Ognuno è quindi portato a tradurre e a tradire la lingua originaria, la lingua materna, il dialetto pulsionale del corpo materno inscritto dalla nascita e ben prima del nostro linguaggio, per rimaneggiarlo in discorso simbolico, in discorso del padre. Poiché tale è la funzione del Nome del Padre, separare il fanciullo dalla madre. Separarlo non soltanto dal corpo pulsionale, arcaicizzante, fusionale, caotico e passionale, selvaggio della madre, ma anche, e piuttosto, separarlo dalla lingua materna originaria, per inscrivere il soggetto, tradurlo, transducere= portare verso, al di là nella via complessa e ardua del simbolico, via necessaria poiché è la sola che conduce al riconoscimento della castrazione. Il primato del simbolico raccomandato da Lacan è essenzialmente la risultante di un lavoro di traduzione di ciascuno, del suo universo pulsionale e fantasmatico in discorso soggettivo, quindi aperto all'Altro e al desiderio dell'Altro, al di fuori di ogni fusione identificatoria e confusione immaginaria dei desideri, quindi illusori. Se vi è perdita dei paletti simbolici, ci sarà perdita della capacità di sentire la vergogna. La vergogna potrà quindi essere un segnale di pericolo nel difficile passaggio traduttivo da una lingua primaria a un discorso elaborato nella parola e nel linguaggio nella creazione antropo-logica sotto tutti gli aspetti: artistico, filosofico, letterario, sociale. Che non vi sia più vergogna - ed è tutta la capacità di simboleggiare, di sublimare, di transfer(t)-ire (per dirla con un neologismo), di situarsi come soggetto della domanda di riconoscimento dell'altro  che crollerà-: è questo forse uno dei maggiori malesseri della cultura.

Si tratta per noi - ma ciò resterà da dimostrare - di fare l'elogio della vergogna, l'elogio del traditore che passa da una lingua all'altra senza sostituirne alcuna a nessun'altra. Salvaguardando il valore soggettivo del dialetto interno attraverso il quale - Freud ce lo indica - l'Es parla. Dialetto interno che non ha nulla a che vedere col dialetto caro a Bossi, che ignora lui stesso la lingua che lo parla a sua insaputa.

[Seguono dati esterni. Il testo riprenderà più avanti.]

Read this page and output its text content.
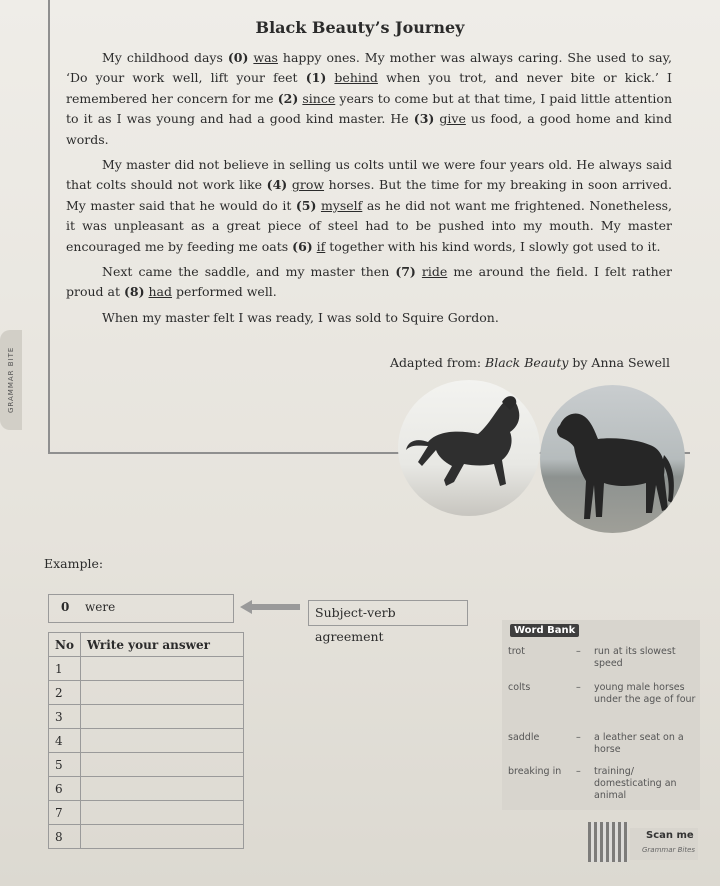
GRAMMAR BITE
Black Beauty’s Journey

My childhood days (0) was happy ones. My mother was always caring. She used to say, ‘Do your work well, lift your feet (1) behind when you trot, and never bite or kick.’ I remembered her concern for me (2) since years to come but at that time, I paid little attention to it as I was young and had a good kind master. He (3) give us food, a good home and kind words.

My master did not believe in selling us colts until we were four years old. He always said that colts should not work like (4) grow horses. But the time for my breaking in soon arrived. My master said that he would do it (5) myself as he did not want me frightened. Nonetheless, it was unpleasant as a great piece of steel had to be pushed into my mouth. My master encouraged me by feeding me oats (6) if together with his kind words, I slowly got used to it.

Next came the saddle, and my master then (7) ride me around the field. I felt rather proud at (8) had performed well.

When my master felt I was ready, I was sold to Squire Gordon.

Adapted from: Black Beauty by Anna Sewell
Example:
0 were	Subject-verb agreement
No	Write your answer
1	
2	
3	
4	
5	
6	
7	
8	
Word Bank
trot	– run at its slowest speed
colts	– young male horses under the age of four
saddle	– a leather seat on a horse
breaking in – training/ domesticating an animal
Scan me
Grammar Bites
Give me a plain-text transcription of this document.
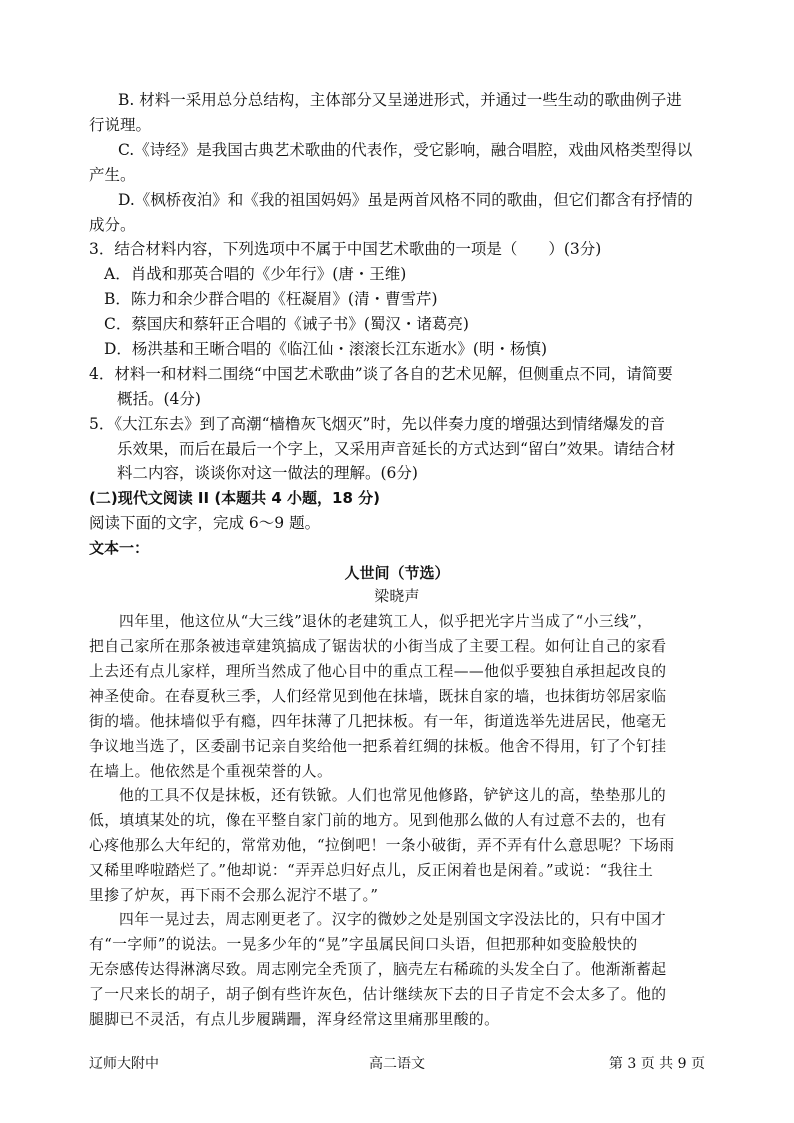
B. 材料一采用总分总结构，主体部分又呈递进形式，并通过一些生动的歌曲例子进
行说理。
C.《诗经》是我国古典艺术歌曲的代表作，受它影响，融合唱腔，戏曲风格类型得以
产生。
D.《枫桥夜泊》和《我的祖国妈妈》虽是两首风格不同的歌曲，但它们都含有抒情的
成分。
3．结合材料内容，下列选项中不属于中国艺术歌曲的一项是（　　）(3分)
A．肖战和那英合唱的《少年行》(唐・王维)
B．陈力和余少群合唱的《枉凝眉》(清・曹雪芹)
C．蔡国庆和蔡轩正合唱的《诫子书》(蜀汉・诸葛亮)
D．杨洪基和王晰合唱的《临江仙・滚滚长江东逝水》(明・杨慎)
4．材料一和材料二围绕“中国艺术歌曲”谈了各自的艺术见解，但侧重点不同，请简要
概括。(4分)
5．《大江东去》到了高潮“樯橹灰飞烟灭”时，先以伴奏力度的增强达到情绪爆发的音
乐效果，而后在最后一个字上，又采用声音延长的方式达到“留白”效果。请结合材
料二内容，谈谈你对这一做法的理解。(6分)
(二)现代文阅读 II (本题共 4 小题，18 分)
阅读下面的文字，完成 6～9 题。
文本一：
人世间（节选）
梁晓声
四年里，他这位从“大三线”退休的老建筑工人，似乎把光字片当成了“小三线”，
把自己家所在那条被违章建筑搞成了锯齿状的小街当成了主要工程。如何让自己的家看
上去还有点儿家样，理所当然成了他心目中的重点工程——他似乎要独自承担起改良的
神圣使命。在春夏秋三季，人们经常见到他在抹墙，既抹自家的墙，也抹街坊邻居家临
街的墙。他抹墙似乎有瘾，四年抹薄了几把抹板。有一年，街道选举先进居民，他毫无
争议地当选了，区委副书记亲自奖给他一把系着红绸的抹板。他舍不得用，钉了个钉挂
在墙上。他依然是个重视荣誉的人。
他的工具不仅是抹板，还有铁锨。人们也常见他修路，铲铲这儿的高，垫垫那儿的
低，填填某处的坑，像在平整自家门前的地方。见到他那么做的人有过意不去的，也有
心疼他那么大年纪的，常常劝他，“拉倒吧！一条小破街，弄不弄有什么意思呢？下场雨
又稀里哗啦踏烂了。”他却说：“弄弄总归好点儿，反正闲着也是闲着。”或说：“我往土
里掺了炉灰，再下雨不会那么泥泞不堪了。”
四年一晃过去，周志刚更老了。汉字的微妙之处是别国文字没法比的，只有中国才
有“一字师”的说法。一晃多少年的“晃”字虽属民间口头语，但把那种如变脸般快的
无奈感传达得淋漓尽致。周志刚完全秃顶了，脑壳左右稀疏的头发全白了。他渐渐蓄起
了一尺来长的胡子，胡子倒有些许灰色，估计继续灰下去的日子肯定不会太多了。他的
腿脚已不灵活，有点儿步履蹒跚，浑身经常这里痛那里酸的。
辽师大附中	高二语文	第 3 页 共 9 页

Passare da una lingua all'altra sarà anche passare da un discorso all'altro. Passare dalla psicanalisi alla filosofia, alla letteratura, all'arte, alla semiologia. Tutti discorsi culturali che elaborano la parola soggettiva dal momento che questa si inventa, si trasmette, si afferma in una perpetua ricerca dell'Altro in quanto <<tesoro di significanti>>, secondo l'espressione di Lacan. La psicanalisi dimora nell'interrogazione del discorso dell'Altro, nella questua dell'Altro del discorso, simbolico quindi. O non sarà.